Generally speaking, performance testing technology emulates the typical operating environment of the system or software application; and then often includes tests that measure the extremes of the environment that the system or the software will be operating within. Typically, a variety of tests are conducted and coordinated, while test values (metrics) and other performance data are gathered. These values, metrics, performance data, and other results are then analyzed to give a sense of the performance of the system.
In the field of application servers, and other server-related technologies, performance tests are mostly used by vendors to determine runtime characteristics, i.e. they are used as a measure of how the underlying system will perform at runtime at a particular customer's work site. In this context performance tests are very useful, and examples of such tests and benchmarks include “how many pages can be served up by the server in a particular amount of time?”.

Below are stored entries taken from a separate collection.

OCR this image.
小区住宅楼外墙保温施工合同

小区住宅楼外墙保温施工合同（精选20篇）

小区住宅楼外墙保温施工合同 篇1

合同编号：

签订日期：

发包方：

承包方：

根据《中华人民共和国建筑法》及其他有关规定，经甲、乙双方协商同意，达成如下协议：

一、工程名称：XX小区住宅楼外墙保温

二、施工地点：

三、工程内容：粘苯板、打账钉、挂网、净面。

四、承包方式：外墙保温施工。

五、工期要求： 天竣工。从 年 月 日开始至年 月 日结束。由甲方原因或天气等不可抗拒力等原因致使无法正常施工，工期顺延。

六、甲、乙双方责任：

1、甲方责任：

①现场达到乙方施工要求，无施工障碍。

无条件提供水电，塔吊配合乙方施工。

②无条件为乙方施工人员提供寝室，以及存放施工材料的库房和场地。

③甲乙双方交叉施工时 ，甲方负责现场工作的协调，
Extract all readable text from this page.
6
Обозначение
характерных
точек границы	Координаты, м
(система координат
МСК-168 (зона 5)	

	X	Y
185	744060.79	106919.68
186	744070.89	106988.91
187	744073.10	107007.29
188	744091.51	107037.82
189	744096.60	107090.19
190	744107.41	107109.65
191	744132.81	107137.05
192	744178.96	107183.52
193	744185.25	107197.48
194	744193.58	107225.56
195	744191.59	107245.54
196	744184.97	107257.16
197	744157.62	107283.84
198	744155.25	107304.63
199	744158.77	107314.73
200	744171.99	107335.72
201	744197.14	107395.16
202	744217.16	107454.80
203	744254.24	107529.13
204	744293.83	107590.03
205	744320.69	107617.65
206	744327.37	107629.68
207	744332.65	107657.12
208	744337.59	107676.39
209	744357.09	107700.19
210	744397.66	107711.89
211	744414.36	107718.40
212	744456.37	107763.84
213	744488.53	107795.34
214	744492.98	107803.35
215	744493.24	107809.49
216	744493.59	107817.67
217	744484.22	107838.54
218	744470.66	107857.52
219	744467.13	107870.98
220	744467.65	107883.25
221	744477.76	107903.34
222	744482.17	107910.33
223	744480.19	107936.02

These types of performance test generally work on “standard applications”. But they are not readily used with non-standard applications, nor are they readily used in an integrated development environment (IDE) or many other software development environments. Currently there is no good measure that can be used in the computer industry to signify how an IDE will perform. While some application server customers may desire certain characteristics as goals in their IDE environment, it is difficult to quantify these goals. Furthermore since it is difficult to quantify, it is similarly difficult for the software developer to develop an IDE suite that addresses those customer desires. This is the area the present invention is designed to address.